Le 12 octobre 2012, lors de sa visite officielle à Dakar, le président de la République François Hollande déclara : « La part d’ombre de notre histoire, c’est aussi la répression sanglante qui en 1944 au camp de Thiaroye provoqua la mort de 35 soldats africains qui s’étaient pourtant battus pour la France. J’ai donc décidé de donner au Sénégal toutes les archives dont la France dispose sur ce drame afin qu’elles puissent être exposées au musée du mémorial ». Cette promesse spectaculaire a peu de chance d’être tenue dans son intégralité. Selon le Code du patrimoine, ces archives sont inaliénables et imprescriptibles, c’est-à-dire qu’elles ne pourront jamais être cédées et donc sortir du domaine public. L’équité voudrait qu’une numérisation des archives sur le massacre de Thiaroye s’opère tant en France qu’au Sénégal, afin de faciliter le travail des historiens et la quête de vérité de tout citoyen.
Alors qu’une association est en cours de constitution, rassemblant notamment les familles des « mutins » de Thiaroye, et que les premières commémorations sont célébrées en France, comme à Bordeaux le 30 novembre 2013, je voudrais ici brièvement montrer pourquoi il est indispensable que la France réhabilite ces ex-prisonniers de guerre tués, blessés, jugés, exclus de l’Armée et humiliés comme le fut de son vivant le capitaine Dreyfus le 12 juillet 1906 après la reconnaissance des sombres machinations de l’Armée. Il sera alors possible d’envisager sereinement une exposition de ces archives conservées par la France.

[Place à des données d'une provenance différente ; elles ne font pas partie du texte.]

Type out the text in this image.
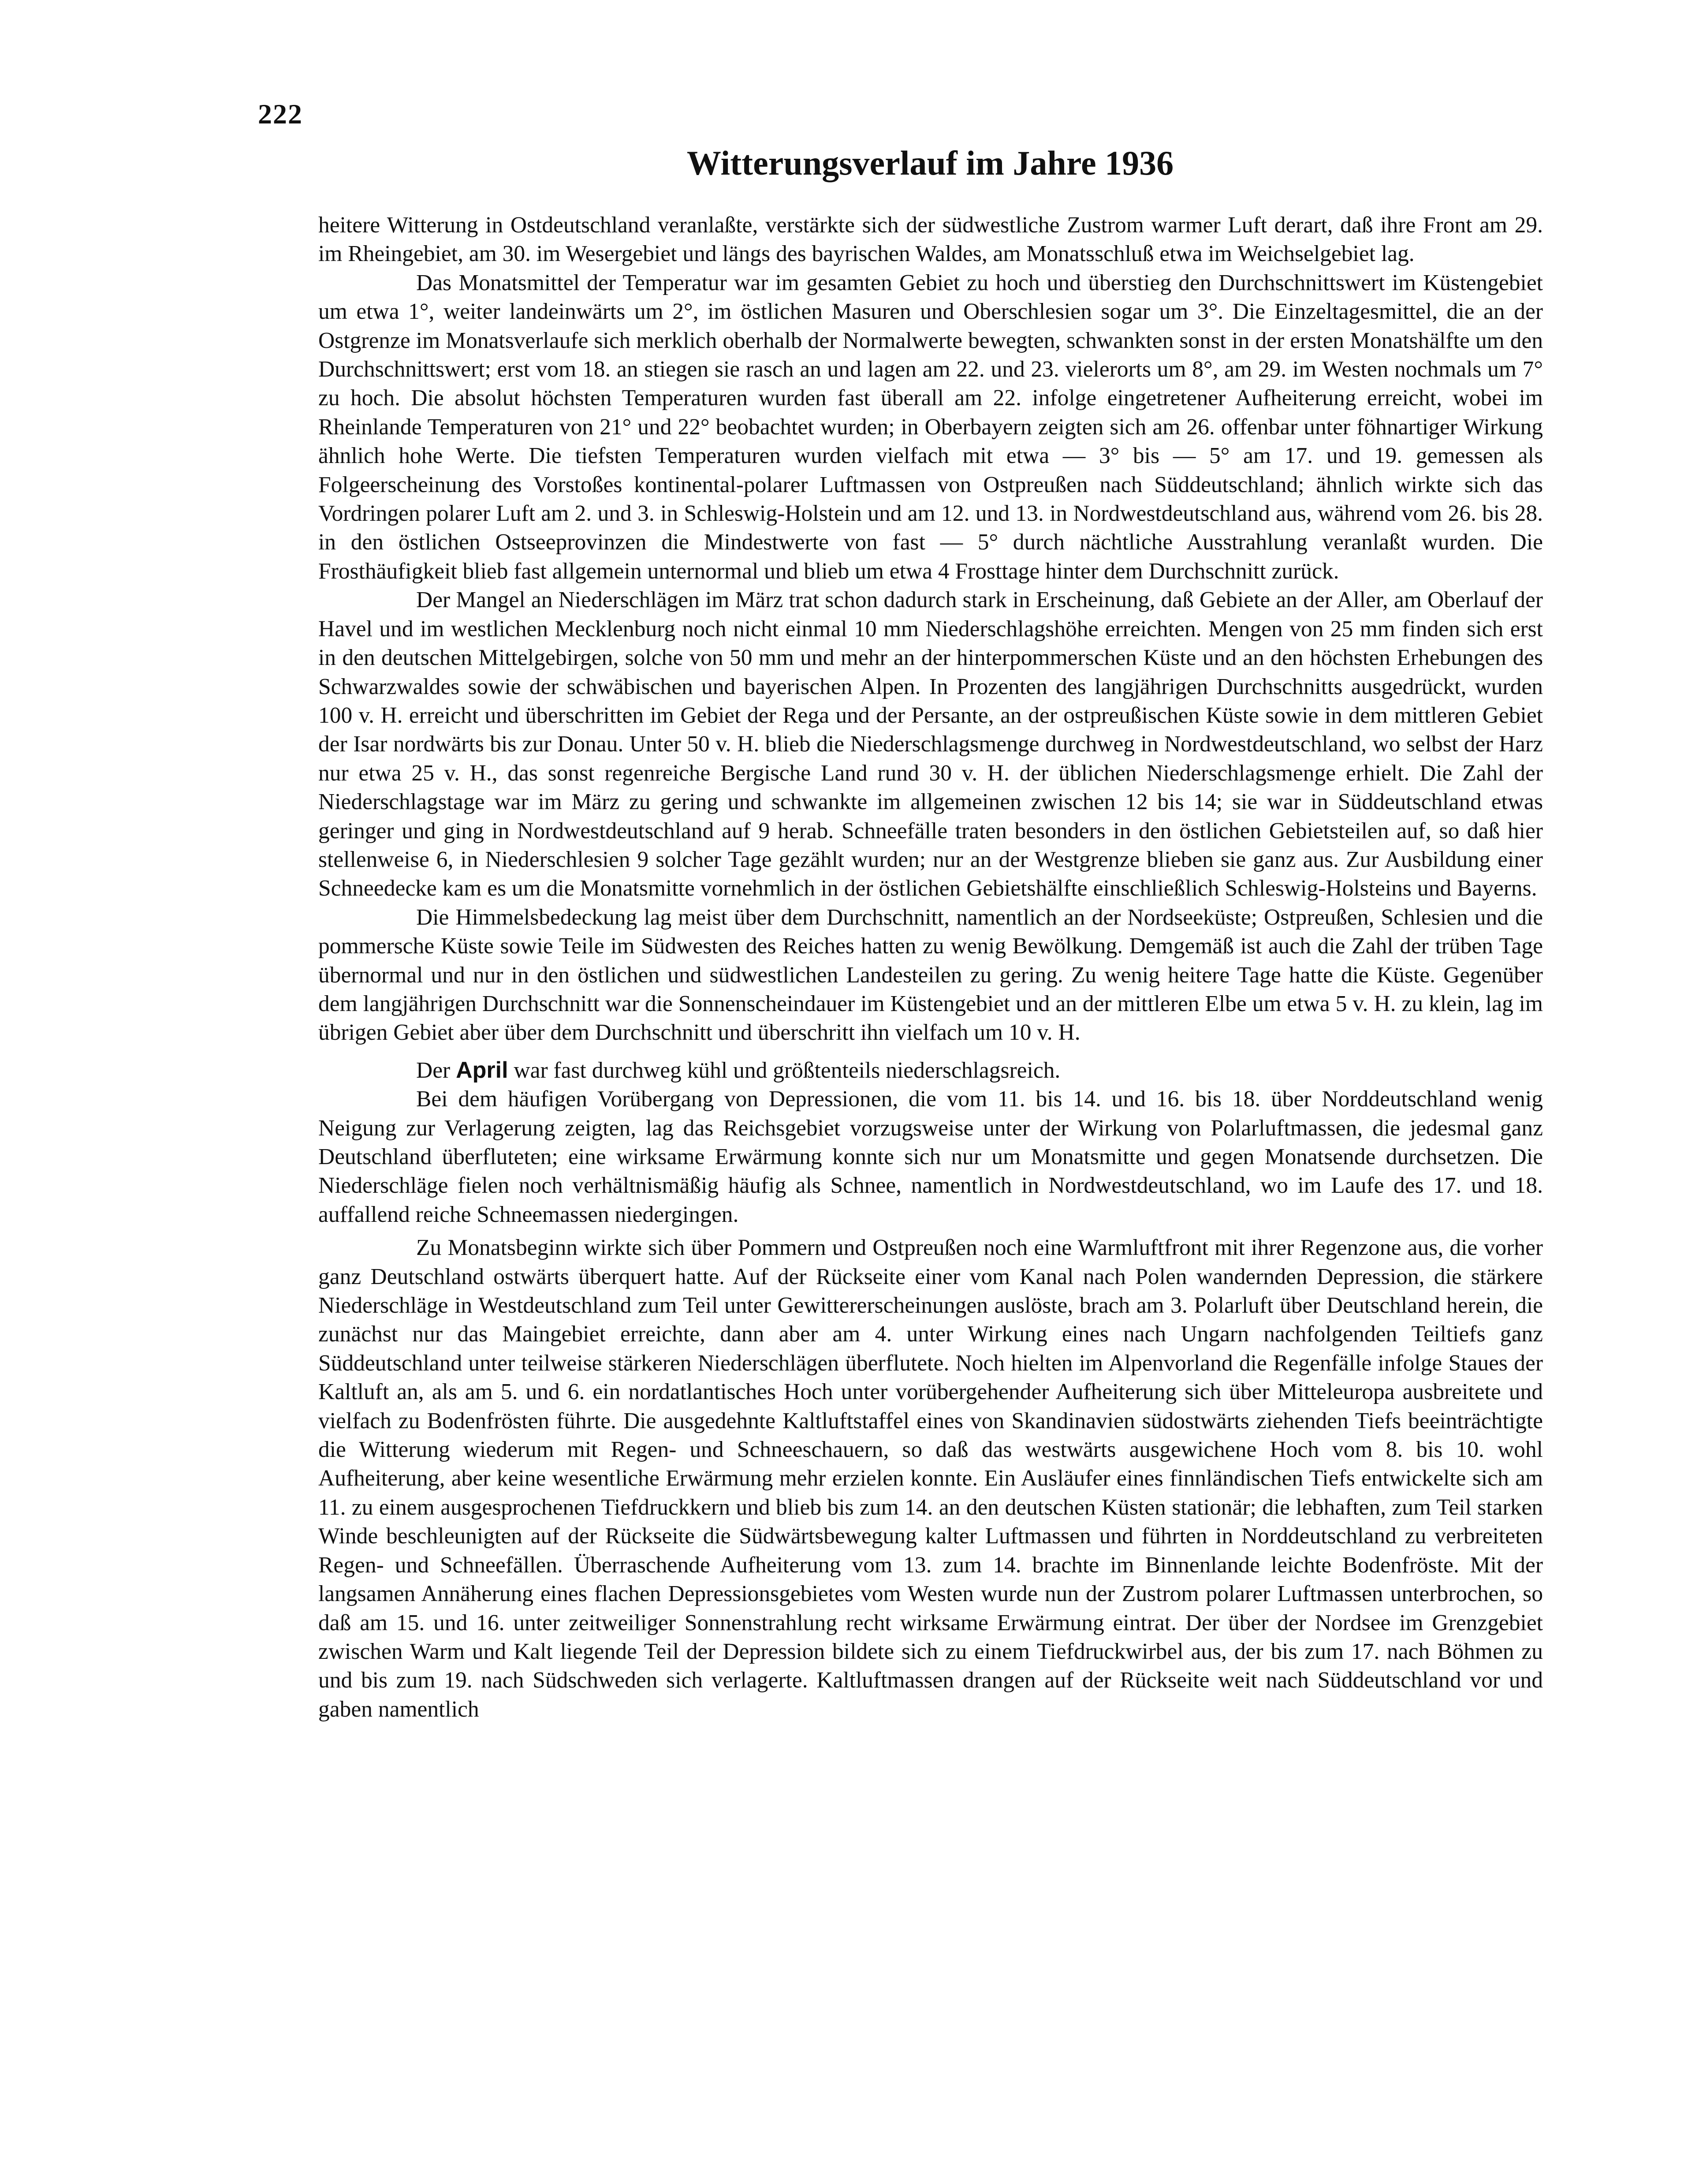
222
Witterungsverlauf im Jahre 1936

heitere Witterung in Ostdeutschland veranlaßte, verstärkte sich der südwestliche Zustrom warmer Luft derart, daß ihre Front am 29. im Rheingebiet, am 30. im Wesergebiet und längs des bayrischen Waldes, am Monatsschluß etwa im Weichselgebiet lag.

Das Monatsmittel der Temperatur war im gesamten Gebiet zu hoch und überstieg den Durchschnittswert im Küstengebiet um etwa 1°, weiter landeinwärts um 2°, im östlichen Masuren und Oberschlesien sogar um 3°. Die Einzeltagesmittel, die an der Ostgrenze im Monatsverlaufe sich merklich oberhalb der Normalwerte bewegten, schwankten sonst in der ersten Monatshälfte um den Durchschnittswert; erst vom 18. an stiegen sie rasch an und lagen am 22. und 23. vielerorts um 8°, am 29. im Westen nochmals um 7° zu hoch. Die absolut höchsten Temperaturen wurden fast überall am 22. infolge eingetretener Aufheiterung erreicht, wobei im Rheinlande Temperaturen von 21° und 22° beobachtet wurden; in Oberbayern zeigten sich am 26. offenbar unter föhnartiger Wirkung ähnlich hohe Werte. Die tiefsten Temperaturen wurden vielfach mit etwa — 3° bis — 5° am 17. und 19. gemessen als Folgeerscheinung des Vorstoßes kontinental-polarer Luftmassen von Ostpreußen nach Süddeutschland; ähnlich wirkte sich das Vordringen polarer Luft am 2. und 3. in Schleswig-Holstein und am 12. und 13. in Nordwestdeutschland aus, während vom 26. bis 28. in den östlichen Ostseeprovinzen die Mindestwerte von fast — 5° durch nächtliche Ausstrahlung veranlaßt wurden. Die Frosthäufigkeit blieb fast allgemein unternormal und blieb um etwa 4 Frosttage hinter dem Durchschnitt zurück.

Der Mangel an Niederschlägen im März trat schon dadurch stark in Erscheinung, daß Gebiete an der Aller, am Oberlauf der Havel und im westlichen Mecklenburg noch nicht einmal 10 mm Niederschlagshöhe erreichten. Mengen von 25 mm finden sich erst in den deutschen Mittelgebirgen, solche von 50 mm und mehr an der hinterpommerschen Küste und an den höchsten Erhebungen des Schwarzwaldes sowie der schwäbischen und bayerischen Alpen. In Prozenten des langjährigen Durchschnitts ausgedrückt, wurden 100 v. H. erreicht und überschritten im Gebiet der Rega und der Persante, an der ostpreußischen Küste sowie in dem mittleren Gebiet der Isar nordwärts bis zur Donau. Unter 50 v. H. blieb die Niederschlagsmenge durchweg in Nordwestdeutschland, wo selbst der Harz nur etwa 25 v. H., das sonst regenreiche Bergische Land rund 30 v. H. der üblichen Niederschlagsmenge erhielt. Die Zahl der Niederschlagstage war im März zu gering und schwankte im allgemeinen zwischen 12 bis 14; sie war in Süddeutschland etwas geringer und ging in Nordwestdeutschland auf 9 herab. Schneefälle traten besonders in den östlichen Gebietsteilen auf, so daß hier stellenweise 6, in Niederschlesien 9 solcher Tage gezählt wurden; nur an der Westgrenze blieben sie ganz aus. Zur Ausbildung einer Schneedecke kam es um die Monatsmitte vornehmlich in der östlichen Gebietshälfte einschließlich Schleswig-Holsteins und Bayerns.

Die Himmelsbedeckung lag meist über dem Durchschnitt, namentlich an der Nordseeküste; Ostpreußen, Schlesien und die pommersche Küste sowie Teile im Südwesten des Reiches hatten zu wenig Bewölkung. Demgemäß ist auch die Zahl der trüben Tage übernormal und nur in den östlichen und südwestlichen Landesteilen zu gering. Zu wenig heitere Tage hatte die Küste. Gegenüber dem langjährigen Durchschnitt war die Sonnenscheindauer im Küstengebiet und an der mittleren Elbe um etwa 5 v. H. zu klein, lag im übrigen Gebiet aber über dem Durchschnitt und überschritt ihn vielfach um 10 v. H.

Der April war fast durchweg kühl und größtenteils niederschlagsreich.

Bei dem häufigen Vorübergang von Depressionen, die vom 11. bis 14. und 16. bis 18. über Norddeutschland wenig Neigung zur Verlagerung zeigten, lag das Reichsgebiet vorzugsweise unter der Wirkung von Polarluftmassen, die jedesmal ganz Deutschland überfluteten; eine wirksame Erwärmung konnte sich nur um Monatsmitte und gegen Monatsende durchsetzen. Die Niederschläge fielen noch verhältnismäßig häufig als Schnee, namentlich in Nordwestdeutschland, wo im Laufe des 17. und 18. auffallend reiche Schneemassen niedergingen.

Zu Monatsbeginn wirkte sich über Pommern und Ostpreußen noch eine Warmluftfront mit ihrer Regenzone aus, die vorher ganz Deutschland ostwärts überquert hatte. Auf der Rückseite einer vom Kanal nach Polen wandernden Depression, die stärkere Niederschläge in Westdeutschland zum Teil unter Gewittererscheinungen auslöste, brach am 3. Polarluft über Deutschland herein, die zunächst nur das Maingebiet erreichte, dann aber am 4. unter Wirkung eines nach Ungarn nachfolgenden Teiltiefs ganz Süddeutschland unter teilweise stärkeren Niederschlägen überflutete. Noch hielten im Alpenvorland die Regenfälle infolge Staues der Kaltluft an, als am 5. und 6. ein nordatlantisches Hoch unter vorübergehender Aufheiterung sich über Mitteleuropa ausbreitete und vielfach zu Bodenfrösten führte. Die ausgedehnte Kaltluftstaffel eines von Skandinavien südostwärts ziehenden Tiefs beeinträchtigte die Witterung wiederum mit Regen- und Schneeschauern, so daß das westwärts ausgewichene Hoch vom 8. bis 10. wohl Aufheiterung, aber keine wesentliche Erwärmung mehr erzielen konnte. Ein Ausläufer eines finnländischen Tiefs entwickelte sich am 11. zu einem ausgesprochenen Tiefdruckkern und blieb bis zum 14. an den deutschen Küsten stationär; die lebhaften, zum Teil starken Winde beschleunigten auf der Rückseite die Südwärtsbewegung kalter Luftmassen und führten in Norddeutschland zu verbreiteten Regen- und Schneefällen. Überraschende Aufheiterung vom 13. zum 14. brachte im Binnenlande leichte Bodenfröste. Mit der langsamen Annäherung eines flachen Depressionsgebietes vom Westen wurde nun der Zustrom polarer Luftmassen unterbrochen, so daß am 15. und 16. unter zeitweiliger Sonnenstrahlung recht wirksame Erwärmung eintrat. Der über der Nordsee im Grenzgebiet zwischen Warm und Kalt liegende Teil der Depression bildete sich zu einem Tiefdruckwirbel aus, der bis zum 17. nach Böhmen zu und bis zum 19. nach Südschweden sich verlagerte. Kaltluftmassen drangen auf der Rückseite weit nach Süddeutschland vor und gaben namentlich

Riposte lourdement armée contre des soldats sans armes
Faits prisonniers par les Allemands en juin 1940, revenus à Dakar le 21 novembre 1944 pour être démobilisés après quatre longues années de captivité en France, 500 tirailleurs « sénégalais » refusent de quitter la caserne de Thiaroye le 28 novembre 1944 tant qu’ils n’ont pas perçu les rappels de solde réglementaires.
Considérant le détachement en état de rébellion, l’Armée ouvre le feu le 1er décembre 1944 à 9h30, faisant au moins 70 morts.
Une première lecture des rapports des officiers qui dictent l’histoire officielle de Thiaroye tend à montrer que les « mutins », présentés comme des combattants travaillés par la propagande allemande, sont armés et que la riposte était nécessaire parce qu’ils auraient tiré les premiers avec des mitraillettes.
Qu’en est-il réellement dès lors que ces différents rapports sont comparés et analysés ? Force est de constater que les incohérences sont si nombreuses qu’au-delà du doute, c’est bien leur véracité qui interpelle.
C’est le général Dagnan, commandant la division Sénégal-Mauritanie, qui a ordonné l’opération de maintien de l’ordre à l’aide de trois compagnies indigènes, un char américain, deux half-tracks, trois automitrailleuses, deux bataillons d’infanterie, un peloton de sous-officiers et hommes de troupes français, après que le général de Boisboissel, commandant supérieur des troupes de l’Afrique occidentale française (AOF), revenu de tournée, eut donné son accord.
Le général Dagnan oublie de citer, dans son rapport daté du 5 décembre 1944, la revendication principale du paiement des rappels de solde des 1300 ex-prisonniers de guerre coloniaux stationnés à Thiaroye, alors que les circulaires officielles prouvant le bien-fondé de leurs protestations ont disparu des archives, effaçant toute trace de spoliation. Nous renverrons à ce sujet vers le texte http://blogs.mediapart.fr/edition/les-invites-de-mediapart/article/011212/thiaroye-un-passe-reconstituer.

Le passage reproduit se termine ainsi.